On February 17, police began arresting those involved in the protest in Ottawa, adding Tamara Lich, one of the organizers. The next morning, many officials intervened in the protests, arresting several other participants and trucks.

The GiveSendGo knowledge leak was announced Sunday night on a web page titled “GiveSendGo IS NOW FROZEN,” with a five-minute video of an anonymous hacker manifesto scrolling across the screen. In that document, the hackers complained that the truckers’ protest had “taken a city hostage” and warned that it “could cover a type of Trojan horse attack where extremists and militias could arrive in gigantic numbers. ” with weapons”.

The information includes a record for each donation that includes the donor’s name, zip code, and email address they used. It is not possible to independently determine each donation, but some of them align with donations that had publicly imprinted on the GiveSendGo online page before it went offline.

For example, Mr. Siebel quoted last week through a Canadian news network, which noted that his call with the donation of $90,000, at the time it was made, on the convoy’s crusade website. About a portion of the donations were not accompanied by a call from a person when they publicly gave the impression on the page.
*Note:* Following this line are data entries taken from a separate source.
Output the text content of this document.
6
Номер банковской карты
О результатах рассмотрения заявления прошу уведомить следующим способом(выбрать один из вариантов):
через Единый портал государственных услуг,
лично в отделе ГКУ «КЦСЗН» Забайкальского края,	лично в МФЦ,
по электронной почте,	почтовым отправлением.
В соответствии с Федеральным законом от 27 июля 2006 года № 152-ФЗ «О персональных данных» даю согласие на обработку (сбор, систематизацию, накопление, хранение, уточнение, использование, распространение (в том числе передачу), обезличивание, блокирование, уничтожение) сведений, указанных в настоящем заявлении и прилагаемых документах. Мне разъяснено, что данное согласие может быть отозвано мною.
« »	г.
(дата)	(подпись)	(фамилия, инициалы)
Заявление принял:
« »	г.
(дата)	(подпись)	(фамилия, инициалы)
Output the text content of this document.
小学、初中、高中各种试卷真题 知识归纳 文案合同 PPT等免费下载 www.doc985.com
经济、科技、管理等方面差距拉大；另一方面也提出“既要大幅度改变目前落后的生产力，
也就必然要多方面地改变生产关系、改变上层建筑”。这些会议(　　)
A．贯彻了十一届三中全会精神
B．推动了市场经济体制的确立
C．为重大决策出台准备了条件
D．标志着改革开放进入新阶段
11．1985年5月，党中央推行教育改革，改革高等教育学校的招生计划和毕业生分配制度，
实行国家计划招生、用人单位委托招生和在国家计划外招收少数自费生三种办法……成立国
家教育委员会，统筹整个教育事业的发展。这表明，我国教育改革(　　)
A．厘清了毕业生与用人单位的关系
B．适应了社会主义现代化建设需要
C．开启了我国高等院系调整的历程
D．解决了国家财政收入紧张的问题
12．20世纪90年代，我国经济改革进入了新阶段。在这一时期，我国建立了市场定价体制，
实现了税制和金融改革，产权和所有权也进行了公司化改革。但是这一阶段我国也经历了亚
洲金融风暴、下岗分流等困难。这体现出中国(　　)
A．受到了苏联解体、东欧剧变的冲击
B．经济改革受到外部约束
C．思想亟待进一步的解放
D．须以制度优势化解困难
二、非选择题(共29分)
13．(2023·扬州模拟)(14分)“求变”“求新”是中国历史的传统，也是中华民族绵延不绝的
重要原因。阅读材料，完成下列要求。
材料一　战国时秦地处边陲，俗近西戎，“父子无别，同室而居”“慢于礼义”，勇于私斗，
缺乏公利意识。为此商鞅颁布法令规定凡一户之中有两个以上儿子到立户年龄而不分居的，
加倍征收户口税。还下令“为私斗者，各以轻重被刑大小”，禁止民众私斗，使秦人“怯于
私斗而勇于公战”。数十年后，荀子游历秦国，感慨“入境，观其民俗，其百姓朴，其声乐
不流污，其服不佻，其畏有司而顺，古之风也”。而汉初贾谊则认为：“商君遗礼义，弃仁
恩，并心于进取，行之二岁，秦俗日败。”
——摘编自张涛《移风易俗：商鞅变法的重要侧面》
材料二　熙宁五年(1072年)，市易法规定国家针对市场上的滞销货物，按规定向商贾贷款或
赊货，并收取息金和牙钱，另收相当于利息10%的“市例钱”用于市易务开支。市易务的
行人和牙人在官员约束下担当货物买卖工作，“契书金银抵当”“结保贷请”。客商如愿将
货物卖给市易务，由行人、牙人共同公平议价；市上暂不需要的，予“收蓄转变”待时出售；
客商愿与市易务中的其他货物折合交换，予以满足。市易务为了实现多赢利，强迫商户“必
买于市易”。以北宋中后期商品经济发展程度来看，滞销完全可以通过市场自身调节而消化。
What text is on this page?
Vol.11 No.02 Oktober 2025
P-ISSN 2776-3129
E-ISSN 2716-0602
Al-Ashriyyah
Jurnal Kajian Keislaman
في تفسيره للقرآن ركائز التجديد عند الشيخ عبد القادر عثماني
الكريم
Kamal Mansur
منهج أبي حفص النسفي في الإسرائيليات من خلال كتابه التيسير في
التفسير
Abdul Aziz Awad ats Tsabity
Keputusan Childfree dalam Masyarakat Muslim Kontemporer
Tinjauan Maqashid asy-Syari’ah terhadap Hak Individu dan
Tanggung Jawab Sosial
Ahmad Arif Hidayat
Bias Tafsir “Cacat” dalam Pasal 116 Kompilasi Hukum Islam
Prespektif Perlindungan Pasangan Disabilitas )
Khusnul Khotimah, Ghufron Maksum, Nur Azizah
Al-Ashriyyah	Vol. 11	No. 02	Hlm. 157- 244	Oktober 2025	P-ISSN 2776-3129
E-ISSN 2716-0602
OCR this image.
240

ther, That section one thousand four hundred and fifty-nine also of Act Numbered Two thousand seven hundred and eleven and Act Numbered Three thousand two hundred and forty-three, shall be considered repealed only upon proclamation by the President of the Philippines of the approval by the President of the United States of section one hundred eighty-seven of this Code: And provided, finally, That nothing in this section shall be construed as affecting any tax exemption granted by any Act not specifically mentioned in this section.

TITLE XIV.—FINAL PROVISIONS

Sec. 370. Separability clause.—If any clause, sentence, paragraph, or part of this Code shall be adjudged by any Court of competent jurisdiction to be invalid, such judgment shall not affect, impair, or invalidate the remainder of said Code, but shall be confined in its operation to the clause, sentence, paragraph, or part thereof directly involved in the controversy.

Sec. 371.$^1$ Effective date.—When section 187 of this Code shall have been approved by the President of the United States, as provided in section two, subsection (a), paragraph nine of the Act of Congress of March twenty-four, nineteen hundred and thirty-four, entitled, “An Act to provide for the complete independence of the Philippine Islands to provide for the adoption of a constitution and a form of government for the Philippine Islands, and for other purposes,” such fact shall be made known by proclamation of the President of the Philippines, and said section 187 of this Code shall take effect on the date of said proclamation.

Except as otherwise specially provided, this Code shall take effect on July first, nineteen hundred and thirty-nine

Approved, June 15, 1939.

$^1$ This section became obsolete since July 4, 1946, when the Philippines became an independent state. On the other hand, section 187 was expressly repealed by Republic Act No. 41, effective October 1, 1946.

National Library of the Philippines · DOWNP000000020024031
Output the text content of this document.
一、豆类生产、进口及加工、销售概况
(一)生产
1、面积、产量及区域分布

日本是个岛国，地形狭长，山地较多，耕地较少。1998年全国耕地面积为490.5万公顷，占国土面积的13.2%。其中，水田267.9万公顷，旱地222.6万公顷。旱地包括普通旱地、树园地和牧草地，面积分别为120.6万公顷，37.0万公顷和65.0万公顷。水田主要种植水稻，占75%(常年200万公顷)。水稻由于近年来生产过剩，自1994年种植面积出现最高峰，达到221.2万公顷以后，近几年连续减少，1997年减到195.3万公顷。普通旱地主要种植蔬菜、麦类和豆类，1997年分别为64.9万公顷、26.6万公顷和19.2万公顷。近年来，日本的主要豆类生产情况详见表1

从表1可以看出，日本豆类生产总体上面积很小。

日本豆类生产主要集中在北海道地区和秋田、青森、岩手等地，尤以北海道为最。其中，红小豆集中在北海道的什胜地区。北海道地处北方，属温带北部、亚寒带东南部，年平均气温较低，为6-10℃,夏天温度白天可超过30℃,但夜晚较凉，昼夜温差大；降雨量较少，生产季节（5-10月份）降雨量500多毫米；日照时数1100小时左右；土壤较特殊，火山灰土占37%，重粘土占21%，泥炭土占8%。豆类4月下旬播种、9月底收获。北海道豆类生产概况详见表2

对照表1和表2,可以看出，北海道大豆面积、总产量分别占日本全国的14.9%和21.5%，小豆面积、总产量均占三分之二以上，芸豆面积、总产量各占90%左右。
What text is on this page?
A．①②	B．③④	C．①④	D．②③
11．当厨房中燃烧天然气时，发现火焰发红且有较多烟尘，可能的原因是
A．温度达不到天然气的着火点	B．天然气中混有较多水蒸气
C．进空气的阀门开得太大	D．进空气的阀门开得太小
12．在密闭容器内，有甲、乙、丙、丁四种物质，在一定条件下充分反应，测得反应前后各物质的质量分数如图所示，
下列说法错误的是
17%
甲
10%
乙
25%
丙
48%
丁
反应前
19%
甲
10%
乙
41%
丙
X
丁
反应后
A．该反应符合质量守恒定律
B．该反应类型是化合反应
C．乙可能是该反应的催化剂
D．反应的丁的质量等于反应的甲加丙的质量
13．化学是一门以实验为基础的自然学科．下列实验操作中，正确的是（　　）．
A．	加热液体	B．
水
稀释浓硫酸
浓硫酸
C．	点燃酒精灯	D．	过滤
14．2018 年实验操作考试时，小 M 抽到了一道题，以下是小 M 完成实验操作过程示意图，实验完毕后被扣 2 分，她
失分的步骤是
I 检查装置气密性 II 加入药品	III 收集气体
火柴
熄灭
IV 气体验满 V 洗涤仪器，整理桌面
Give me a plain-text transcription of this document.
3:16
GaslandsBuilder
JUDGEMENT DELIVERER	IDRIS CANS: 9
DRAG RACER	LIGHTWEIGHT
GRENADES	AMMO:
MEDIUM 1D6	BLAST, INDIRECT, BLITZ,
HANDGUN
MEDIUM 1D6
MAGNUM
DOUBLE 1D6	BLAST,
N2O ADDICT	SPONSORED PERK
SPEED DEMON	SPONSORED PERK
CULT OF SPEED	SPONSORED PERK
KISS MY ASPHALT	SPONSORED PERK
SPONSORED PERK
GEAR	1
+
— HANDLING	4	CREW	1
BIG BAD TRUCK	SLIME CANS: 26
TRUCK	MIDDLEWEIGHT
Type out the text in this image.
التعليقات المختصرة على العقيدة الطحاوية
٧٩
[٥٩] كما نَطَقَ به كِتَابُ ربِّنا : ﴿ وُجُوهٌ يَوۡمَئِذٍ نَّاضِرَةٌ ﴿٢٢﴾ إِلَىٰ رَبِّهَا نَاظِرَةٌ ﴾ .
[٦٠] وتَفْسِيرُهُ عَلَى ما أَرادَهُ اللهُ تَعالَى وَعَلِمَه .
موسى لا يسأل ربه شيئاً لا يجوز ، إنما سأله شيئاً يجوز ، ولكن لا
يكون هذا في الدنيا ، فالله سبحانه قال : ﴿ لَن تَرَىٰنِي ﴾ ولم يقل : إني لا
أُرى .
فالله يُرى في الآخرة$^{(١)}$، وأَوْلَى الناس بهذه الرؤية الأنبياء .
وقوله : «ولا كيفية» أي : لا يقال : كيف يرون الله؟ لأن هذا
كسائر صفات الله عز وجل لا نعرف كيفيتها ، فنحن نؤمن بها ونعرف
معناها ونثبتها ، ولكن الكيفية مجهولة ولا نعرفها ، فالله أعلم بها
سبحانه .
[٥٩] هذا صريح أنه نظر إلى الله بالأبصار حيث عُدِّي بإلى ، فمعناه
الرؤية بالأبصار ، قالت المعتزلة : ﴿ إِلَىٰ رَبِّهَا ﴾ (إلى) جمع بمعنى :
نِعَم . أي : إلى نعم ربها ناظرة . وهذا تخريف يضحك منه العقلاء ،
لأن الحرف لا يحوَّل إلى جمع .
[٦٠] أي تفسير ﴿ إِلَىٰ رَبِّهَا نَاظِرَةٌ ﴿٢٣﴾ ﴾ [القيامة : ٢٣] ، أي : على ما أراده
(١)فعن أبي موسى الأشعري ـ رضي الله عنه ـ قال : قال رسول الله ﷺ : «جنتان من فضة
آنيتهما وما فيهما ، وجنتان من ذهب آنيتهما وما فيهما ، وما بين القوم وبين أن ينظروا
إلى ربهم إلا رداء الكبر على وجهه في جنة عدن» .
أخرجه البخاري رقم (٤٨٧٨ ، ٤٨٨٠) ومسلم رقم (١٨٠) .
GiveSendGo, which in the past had been the subject of some other knowledge breach revealing non-public information, such as driver’s licenses and passports, for some users of the site, was offline Monday morning. The company did not respond to a request for comment.

Organizers introduced a GiveSendGo crusade earlier this month after GoFundMe shut down an online fundraiser that had raised about $7. 8 million. The budget would be used to “provide humanitarian and legal aid to nonviolent truckers and their families,” GiveSendGo spokesman Alex Shipley told The Times in an email last week.